“Did the court of appeals err in holding that Section 133.102(a)(1) of the Texas Local Government Code by which the ‘consolidated court cost’ was assessed is not facially unconstitutional?”
On appeal, Carter challenged the “consolidated court cost” assessed against him as unconstitutional. He argued that three of the ways that the Local Gov’t Code statute allocated revenue from these costs did not “relate to the administration of our criminal justice system” as required to pass constitutional muster. One of the allocations went into the general revenue fund, another was being spent at the direction of an executive branch agency, and a third did not designate which account the funds should go to.
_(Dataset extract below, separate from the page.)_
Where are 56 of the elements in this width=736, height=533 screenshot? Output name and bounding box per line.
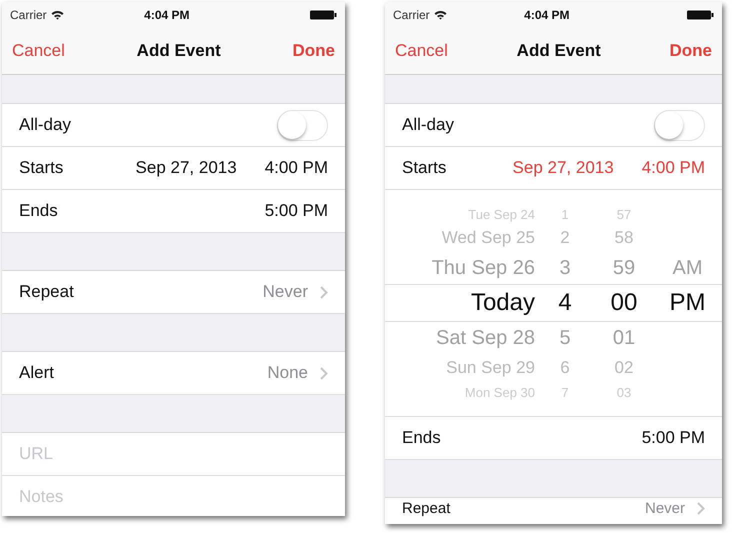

The court of appeals held Carter did not meet his burden of showing the statute unconstitutional. The court followed its own precedent in Ingram v. State, No. 02-16-00157-CR (Tex. App.—Fort Worth Nov. 23, 2016, pet. ref’d), which held that the Local Gov’t Code statute’s designated uses related to the administration of the criminal justice system, regardless of where the funds are actually deposited or disbursed.
Carter points to Revisor’s Notes in the annotated statutes showing that one of the allocated revenue streams is now an account in the state’s general revenue fund. He contends that for another, statutes in the Human Resources Code direct the funds for a non-criminal-justice purpose and that the third lacks statutory direction to ensure it is for a permissible purpose. He also argues that the three unconstitutional uses for consolidated court costs are so intermingled with the rest of the statute that the entire statute must be struck down.